I think that can be called any time so definitely broken
regarding page tables.

> +inline unsigned long efi_get_time(void)

inline without static usually leads to wasted code because
the compiler has to generate an out of line copy.

I don't see why all these functions need to be inline anyways.
Best just drop that everywhere and let the compiler decide.

That would probably eliminate some of your 8k.

> + if (status != EFI_SUCCESS)
> + printk("Oops: efitime: can't read time status: 0x%lx\n",status);

This should have suitable KERN_* prefixes (missing in most printks)

> +/* Make EFI runtime code executable */

It would be better to integrate this into the standard page table setup
instead of cut'n'pasting so much code here.

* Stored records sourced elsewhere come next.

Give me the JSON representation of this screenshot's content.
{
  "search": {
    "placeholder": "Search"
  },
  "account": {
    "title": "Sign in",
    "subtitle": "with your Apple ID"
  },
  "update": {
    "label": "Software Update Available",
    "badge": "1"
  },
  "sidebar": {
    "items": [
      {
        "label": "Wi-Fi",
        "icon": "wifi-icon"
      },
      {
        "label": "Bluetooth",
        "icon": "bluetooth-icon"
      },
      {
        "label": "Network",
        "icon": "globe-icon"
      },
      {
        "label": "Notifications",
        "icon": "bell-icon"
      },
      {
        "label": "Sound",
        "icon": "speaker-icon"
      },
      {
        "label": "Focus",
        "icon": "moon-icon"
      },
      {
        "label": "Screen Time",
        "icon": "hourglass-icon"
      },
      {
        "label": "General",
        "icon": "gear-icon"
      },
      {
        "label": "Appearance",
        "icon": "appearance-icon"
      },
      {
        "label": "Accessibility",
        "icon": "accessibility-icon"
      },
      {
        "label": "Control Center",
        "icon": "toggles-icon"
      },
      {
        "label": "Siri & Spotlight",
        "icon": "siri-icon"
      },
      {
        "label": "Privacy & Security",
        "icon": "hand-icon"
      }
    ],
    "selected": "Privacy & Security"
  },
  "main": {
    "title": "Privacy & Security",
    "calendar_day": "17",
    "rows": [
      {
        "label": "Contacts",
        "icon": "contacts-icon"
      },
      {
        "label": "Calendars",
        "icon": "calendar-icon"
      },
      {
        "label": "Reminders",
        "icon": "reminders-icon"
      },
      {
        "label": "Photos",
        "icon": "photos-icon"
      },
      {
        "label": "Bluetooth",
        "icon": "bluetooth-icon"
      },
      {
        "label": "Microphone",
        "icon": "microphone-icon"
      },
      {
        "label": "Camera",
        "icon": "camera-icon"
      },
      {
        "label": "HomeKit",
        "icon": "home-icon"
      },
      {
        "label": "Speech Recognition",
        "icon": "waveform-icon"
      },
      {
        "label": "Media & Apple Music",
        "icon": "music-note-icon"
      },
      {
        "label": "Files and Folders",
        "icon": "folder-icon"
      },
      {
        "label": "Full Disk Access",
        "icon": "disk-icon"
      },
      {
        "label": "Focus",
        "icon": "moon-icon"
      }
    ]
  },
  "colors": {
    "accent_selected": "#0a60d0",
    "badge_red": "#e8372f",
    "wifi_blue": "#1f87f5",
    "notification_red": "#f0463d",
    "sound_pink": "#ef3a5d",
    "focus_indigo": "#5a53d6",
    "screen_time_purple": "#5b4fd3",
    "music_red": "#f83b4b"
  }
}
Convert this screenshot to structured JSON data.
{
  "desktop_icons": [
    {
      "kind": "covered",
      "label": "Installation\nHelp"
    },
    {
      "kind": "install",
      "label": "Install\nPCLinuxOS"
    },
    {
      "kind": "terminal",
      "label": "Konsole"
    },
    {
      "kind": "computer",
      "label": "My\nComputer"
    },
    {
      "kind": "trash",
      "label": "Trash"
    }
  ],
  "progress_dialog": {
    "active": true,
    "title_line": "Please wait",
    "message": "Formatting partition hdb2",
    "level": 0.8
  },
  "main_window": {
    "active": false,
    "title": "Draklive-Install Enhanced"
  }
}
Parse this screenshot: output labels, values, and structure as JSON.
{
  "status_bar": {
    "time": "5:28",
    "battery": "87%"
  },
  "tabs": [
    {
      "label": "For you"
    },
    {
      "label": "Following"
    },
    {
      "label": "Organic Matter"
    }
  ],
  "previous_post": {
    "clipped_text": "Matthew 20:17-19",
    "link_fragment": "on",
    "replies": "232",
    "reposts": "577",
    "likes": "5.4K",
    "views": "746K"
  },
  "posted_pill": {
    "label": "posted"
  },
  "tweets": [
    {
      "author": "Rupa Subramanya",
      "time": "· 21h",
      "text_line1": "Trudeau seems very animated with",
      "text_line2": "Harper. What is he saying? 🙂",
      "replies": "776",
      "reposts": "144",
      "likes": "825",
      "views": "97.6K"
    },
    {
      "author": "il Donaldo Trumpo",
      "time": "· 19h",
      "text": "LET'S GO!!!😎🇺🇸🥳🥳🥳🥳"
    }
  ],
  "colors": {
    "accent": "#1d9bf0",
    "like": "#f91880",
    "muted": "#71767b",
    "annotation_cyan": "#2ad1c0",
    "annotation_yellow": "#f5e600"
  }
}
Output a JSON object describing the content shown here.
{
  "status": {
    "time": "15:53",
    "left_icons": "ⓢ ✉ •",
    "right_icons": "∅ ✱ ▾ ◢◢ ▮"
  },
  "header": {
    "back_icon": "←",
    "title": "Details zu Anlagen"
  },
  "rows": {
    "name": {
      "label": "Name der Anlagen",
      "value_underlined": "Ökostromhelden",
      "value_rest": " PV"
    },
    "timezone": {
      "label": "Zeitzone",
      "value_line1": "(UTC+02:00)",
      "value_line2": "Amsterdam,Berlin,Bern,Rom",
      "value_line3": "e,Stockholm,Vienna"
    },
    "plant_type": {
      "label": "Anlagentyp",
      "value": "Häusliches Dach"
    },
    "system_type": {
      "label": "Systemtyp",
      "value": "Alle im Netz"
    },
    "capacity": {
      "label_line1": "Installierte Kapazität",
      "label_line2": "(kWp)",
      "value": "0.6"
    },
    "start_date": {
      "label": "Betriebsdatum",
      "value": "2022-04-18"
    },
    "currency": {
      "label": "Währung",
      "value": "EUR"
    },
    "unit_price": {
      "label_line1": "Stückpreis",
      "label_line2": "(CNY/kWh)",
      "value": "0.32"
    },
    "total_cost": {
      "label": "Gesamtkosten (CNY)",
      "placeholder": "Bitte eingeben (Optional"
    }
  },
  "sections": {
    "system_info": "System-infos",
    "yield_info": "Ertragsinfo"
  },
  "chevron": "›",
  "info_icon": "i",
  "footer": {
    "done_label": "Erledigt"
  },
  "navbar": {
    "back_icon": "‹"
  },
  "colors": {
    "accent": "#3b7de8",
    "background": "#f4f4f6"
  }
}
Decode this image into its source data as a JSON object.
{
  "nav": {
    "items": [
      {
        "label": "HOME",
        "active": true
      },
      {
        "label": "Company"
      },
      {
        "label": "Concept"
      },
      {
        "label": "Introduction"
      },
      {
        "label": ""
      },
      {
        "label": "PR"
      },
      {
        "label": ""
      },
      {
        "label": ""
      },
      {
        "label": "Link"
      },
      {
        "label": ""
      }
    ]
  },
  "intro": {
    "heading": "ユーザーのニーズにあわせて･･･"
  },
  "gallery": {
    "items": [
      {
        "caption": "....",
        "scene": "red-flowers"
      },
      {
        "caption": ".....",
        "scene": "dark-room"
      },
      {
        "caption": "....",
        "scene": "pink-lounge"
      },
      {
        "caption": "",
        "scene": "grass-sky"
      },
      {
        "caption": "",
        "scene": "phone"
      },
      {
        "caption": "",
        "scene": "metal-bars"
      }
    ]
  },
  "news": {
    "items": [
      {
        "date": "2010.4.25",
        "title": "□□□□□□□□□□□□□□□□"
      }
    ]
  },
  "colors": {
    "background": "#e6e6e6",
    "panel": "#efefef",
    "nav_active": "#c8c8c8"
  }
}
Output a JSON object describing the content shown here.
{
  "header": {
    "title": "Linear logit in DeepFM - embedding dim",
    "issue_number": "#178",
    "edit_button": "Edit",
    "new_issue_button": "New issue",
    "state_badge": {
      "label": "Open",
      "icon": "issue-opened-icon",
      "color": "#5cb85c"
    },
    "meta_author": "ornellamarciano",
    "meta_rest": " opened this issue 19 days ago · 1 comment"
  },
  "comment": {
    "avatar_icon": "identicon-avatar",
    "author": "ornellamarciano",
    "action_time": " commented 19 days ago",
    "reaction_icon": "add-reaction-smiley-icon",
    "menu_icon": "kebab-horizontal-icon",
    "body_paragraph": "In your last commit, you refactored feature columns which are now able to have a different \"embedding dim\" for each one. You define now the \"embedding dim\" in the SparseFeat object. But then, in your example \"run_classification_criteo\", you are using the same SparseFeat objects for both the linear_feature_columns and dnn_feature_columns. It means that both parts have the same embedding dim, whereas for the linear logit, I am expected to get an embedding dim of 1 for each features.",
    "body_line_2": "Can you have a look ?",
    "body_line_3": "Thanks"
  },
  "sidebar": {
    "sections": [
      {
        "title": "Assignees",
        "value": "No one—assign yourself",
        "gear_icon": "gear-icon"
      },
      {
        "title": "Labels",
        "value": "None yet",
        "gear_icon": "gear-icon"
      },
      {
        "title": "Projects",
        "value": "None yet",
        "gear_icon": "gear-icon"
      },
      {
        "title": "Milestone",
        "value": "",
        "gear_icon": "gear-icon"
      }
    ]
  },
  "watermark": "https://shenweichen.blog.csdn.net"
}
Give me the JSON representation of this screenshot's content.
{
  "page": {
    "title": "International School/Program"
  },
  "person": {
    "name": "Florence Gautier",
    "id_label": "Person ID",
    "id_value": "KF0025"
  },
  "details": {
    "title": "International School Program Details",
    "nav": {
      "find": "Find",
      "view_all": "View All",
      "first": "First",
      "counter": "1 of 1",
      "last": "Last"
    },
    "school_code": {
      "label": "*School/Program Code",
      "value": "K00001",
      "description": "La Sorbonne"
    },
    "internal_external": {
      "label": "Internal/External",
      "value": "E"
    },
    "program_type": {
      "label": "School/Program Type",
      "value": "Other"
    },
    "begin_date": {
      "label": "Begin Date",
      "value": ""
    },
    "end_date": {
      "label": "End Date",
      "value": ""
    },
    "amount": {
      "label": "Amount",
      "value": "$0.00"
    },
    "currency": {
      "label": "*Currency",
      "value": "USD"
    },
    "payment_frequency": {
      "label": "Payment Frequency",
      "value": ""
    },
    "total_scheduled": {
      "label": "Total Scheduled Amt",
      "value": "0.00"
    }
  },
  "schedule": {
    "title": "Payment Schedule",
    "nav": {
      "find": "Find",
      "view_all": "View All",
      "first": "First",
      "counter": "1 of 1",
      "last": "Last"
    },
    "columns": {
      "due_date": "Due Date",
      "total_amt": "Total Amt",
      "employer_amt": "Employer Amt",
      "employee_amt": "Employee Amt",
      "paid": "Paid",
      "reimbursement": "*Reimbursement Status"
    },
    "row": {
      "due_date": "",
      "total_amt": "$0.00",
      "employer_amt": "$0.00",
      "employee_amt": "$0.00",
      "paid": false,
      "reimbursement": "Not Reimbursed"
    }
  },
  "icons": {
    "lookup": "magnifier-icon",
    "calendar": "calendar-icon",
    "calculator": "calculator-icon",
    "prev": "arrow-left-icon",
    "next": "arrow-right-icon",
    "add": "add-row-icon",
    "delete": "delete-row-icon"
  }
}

> + * We need to map the EFI memory map again after paging_init().
> + */
> +void __init efi_map_memmap(void)
> +{
> + efi_memory_desc_t *md;
> + void *p;
> +
> + memmap.map = __va((unsigned long) memmap.phys_map);
> + memmap.map_end = memmap.map + (memmap.nr_map * memmap.desc_size);

White space broken.


> +#if EFI_DEBUG
> +void __init print_efi_memmap(void)

The memory map should be probably always printed; it's very useful
for debugging. But if you integrate it with e820 that code can do it.

> + /*
> + * Show what we know for posterity
> + */
> + c16 = (efi_char16_t *) early_ioremap(efi.systab->fw_vendor, 2);
> + if (c16) {
> + for (i = 0; i < sizeof(vendor) && *c16; ++i)
> + vendor[i] = *c16++;

Probably safer to use probe_kernel_address() here and bail out if it's broken.


> + vendor[i] = '\0';
> + } else
> + printk(KERN_ERR PFX "Could not map the firmware vendor!\n");

EFI should be in the error string


> + if (status != EFI_SUCCESS) {
> + printk (KERN_ALERT "You are screwed! "
> + "Unable to switch EFI into virtual mode "
> + "(status=%lx)\n", status);
> + panic("EFI call to SetVirtualAddressMap() failed!");

Is the panic really needed?


> diff -uprN -X linux-2.6.21rc7-git2-orig/Documentation/dontdiff linux-2.6.21rc7-git2-orig/arch/x86_64/kernel/head.S linux-2.6.21rc7-git2-uefi-finaltest/arch/x86_64/kernel/head.S
> --- linux-2.6.21rc7-git2-orig/arch/x86_64/kernel/head.S 2007-04-19 12:39:39.000000000 -0700
> +++ linux-2.6.21rc7-git2-uefi-finaltest/arch/x86_64/kernel/head.S 2007-04-19 13:01:02.000000000 -0700
> @@ -94,12 +94,29 @@ startup_32:
> * EFER.LMA = 1). Now we want to jump in 64bit mode, to do that we use
> * the new gdt/idt that has __KERNEL_CS with CS.L = 1.
> */
> - ljmp $__KERNEL_CS, $(startup_64 - __START_KERNEL_map)
> + ljmp $__KERNEL_CS, $(long64 - __START_KERNEL_map)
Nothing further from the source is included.